Hesitantly we would all shake our heads back in fear to him.
“Well you’re gonna have one in a minute that’s 6’3” and 280 pounds if you don’t shut up!” he would yell back.
And yes, at the time I could only imagine what kind of problem it would be if the mammoth would unleash his terror upon us. But as I grew up emotionally, physically, and literally, I have come to realize what the much bigger problem is (pun intended); managing the size that I am, much similar to my gigantic gym teacher of ages back.

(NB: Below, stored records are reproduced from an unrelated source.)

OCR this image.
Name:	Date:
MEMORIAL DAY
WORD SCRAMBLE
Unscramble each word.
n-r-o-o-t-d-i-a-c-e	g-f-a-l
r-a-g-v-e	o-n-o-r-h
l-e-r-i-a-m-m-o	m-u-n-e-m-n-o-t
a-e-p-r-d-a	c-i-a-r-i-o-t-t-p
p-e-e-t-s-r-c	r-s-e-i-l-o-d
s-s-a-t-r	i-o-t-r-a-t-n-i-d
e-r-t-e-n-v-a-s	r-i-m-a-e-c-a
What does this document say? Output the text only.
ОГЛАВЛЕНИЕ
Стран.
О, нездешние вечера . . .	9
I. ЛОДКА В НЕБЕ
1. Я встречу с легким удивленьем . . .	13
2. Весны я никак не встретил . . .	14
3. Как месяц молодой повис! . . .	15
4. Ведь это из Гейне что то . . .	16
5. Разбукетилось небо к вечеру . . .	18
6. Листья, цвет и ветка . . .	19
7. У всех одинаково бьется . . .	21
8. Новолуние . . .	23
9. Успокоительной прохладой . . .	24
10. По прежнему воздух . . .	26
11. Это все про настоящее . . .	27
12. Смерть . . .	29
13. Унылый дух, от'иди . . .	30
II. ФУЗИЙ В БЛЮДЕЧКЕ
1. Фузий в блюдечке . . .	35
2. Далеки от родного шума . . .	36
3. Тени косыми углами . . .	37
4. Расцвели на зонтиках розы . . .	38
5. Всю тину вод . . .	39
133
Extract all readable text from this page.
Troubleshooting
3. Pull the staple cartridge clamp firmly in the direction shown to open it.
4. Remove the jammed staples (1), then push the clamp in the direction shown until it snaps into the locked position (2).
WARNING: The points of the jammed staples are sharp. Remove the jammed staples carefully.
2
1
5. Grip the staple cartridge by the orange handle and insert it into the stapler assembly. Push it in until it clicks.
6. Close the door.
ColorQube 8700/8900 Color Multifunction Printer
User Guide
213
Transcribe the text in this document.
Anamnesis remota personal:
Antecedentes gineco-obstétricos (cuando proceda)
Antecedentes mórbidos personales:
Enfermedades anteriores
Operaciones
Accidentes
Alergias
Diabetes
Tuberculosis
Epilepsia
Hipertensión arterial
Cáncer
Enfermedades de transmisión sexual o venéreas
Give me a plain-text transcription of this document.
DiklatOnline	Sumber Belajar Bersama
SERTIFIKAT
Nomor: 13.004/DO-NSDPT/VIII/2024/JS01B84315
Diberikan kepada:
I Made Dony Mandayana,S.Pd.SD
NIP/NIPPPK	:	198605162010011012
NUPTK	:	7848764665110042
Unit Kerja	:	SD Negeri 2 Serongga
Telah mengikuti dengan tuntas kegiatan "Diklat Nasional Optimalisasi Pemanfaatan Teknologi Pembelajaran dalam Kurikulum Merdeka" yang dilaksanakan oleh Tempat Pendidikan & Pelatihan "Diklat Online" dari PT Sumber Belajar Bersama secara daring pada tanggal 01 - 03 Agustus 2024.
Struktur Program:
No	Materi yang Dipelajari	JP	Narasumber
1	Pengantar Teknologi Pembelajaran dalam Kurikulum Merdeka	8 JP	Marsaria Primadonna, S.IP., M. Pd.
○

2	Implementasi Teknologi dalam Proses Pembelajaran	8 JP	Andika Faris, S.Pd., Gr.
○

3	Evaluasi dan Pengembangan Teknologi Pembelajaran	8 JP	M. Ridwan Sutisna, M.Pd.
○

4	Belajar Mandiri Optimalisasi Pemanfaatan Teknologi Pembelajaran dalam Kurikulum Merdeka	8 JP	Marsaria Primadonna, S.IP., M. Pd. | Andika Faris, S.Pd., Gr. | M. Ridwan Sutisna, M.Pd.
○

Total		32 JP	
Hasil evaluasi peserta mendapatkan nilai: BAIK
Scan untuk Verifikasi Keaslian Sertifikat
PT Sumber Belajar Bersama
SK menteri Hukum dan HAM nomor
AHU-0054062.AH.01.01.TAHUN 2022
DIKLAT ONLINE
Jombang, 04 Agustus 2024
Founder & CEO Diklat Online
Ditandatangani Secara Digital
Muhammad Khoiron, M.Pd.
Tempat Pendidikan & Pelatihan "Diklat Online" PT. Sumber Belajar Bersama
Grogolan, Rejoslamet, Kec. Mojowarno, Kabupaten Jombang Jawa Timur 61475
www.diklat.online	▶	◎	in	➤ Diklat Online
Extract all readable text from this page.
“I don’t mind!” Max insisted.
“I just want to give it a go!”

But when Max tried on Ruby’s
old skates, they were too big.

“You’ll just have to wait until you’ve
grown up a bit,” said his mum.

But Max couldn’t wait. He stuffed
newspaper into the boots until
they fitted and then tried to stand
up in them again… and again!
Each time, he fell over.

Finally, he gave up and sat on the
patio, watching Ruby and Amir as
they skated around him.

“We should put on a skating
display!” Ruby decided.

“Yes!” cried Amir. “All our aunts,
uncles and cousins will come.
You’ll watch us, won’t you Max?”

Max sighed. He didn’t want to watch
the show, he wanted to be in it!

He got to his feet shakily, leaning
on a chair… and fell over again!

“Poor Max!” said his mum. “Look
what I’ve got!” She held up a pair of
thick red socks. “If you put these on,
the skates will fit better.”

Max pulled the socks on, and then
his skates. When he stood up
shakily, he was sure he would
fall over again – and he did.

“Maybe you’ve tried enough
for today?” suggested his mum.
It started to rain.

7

Balance is probably one of the main things that I struggle with being as big as I am. I remember the first few times that I made futile attempts at conquering what the world calls snowboarding. I cannot describe how embarrassed I was when my 15-year old little sister was beating me down the slopes as I stumbled, tripped, and rolled down the hill in a massive snowball. I kept my balance about as well as Charlie Sheen stays out of trouble. For being as big as I was it made it difficult to stay on my feet longer than 4.7 seconds, meanwhile little Lunchbox sat in the snow a few feet below me shaking her head in disgust. The divots would get larger and grander while my butt cheeks got number and raw.
Lunchbox: “You know you’re pretty big when you have to put snow back in the hole that your butt makes when you fall.”
I said thanks and then felt even bigger as she zoomed down the hill even faster in front of me without falling.
One of the main issues with my size however is how I don't fit anywhere. Front seats, back seats, movie seats, on bicycles, around campfires, in embryos, heck, I don't even fit in my own bed. I look like the character in ‘One Fish, Two Fish, Red Fish, Blue Fish’ whose feet hang off the end while his cranium pokes through the headboard. People mock me for being an anti-midget. I pray that an incredibly large self-esteem comes with the physically issued body I have.
Yes, I can change light bulbs without standing on four chairs, and no I don't have to sit on a phonebook or two when parking at the dinner table, so maybe being as big as I am really isn't as bad as it sounds. But when I am on a date and have to bend over, while the girl I'm with has to stand on four chairs and an encyclopedia just to get a goodnight kiss, yeah, I would say that is the epitome of awfulness of being Goliath.
I just hope that she's going in for a kiss rather than trying to slay me with a slingshot.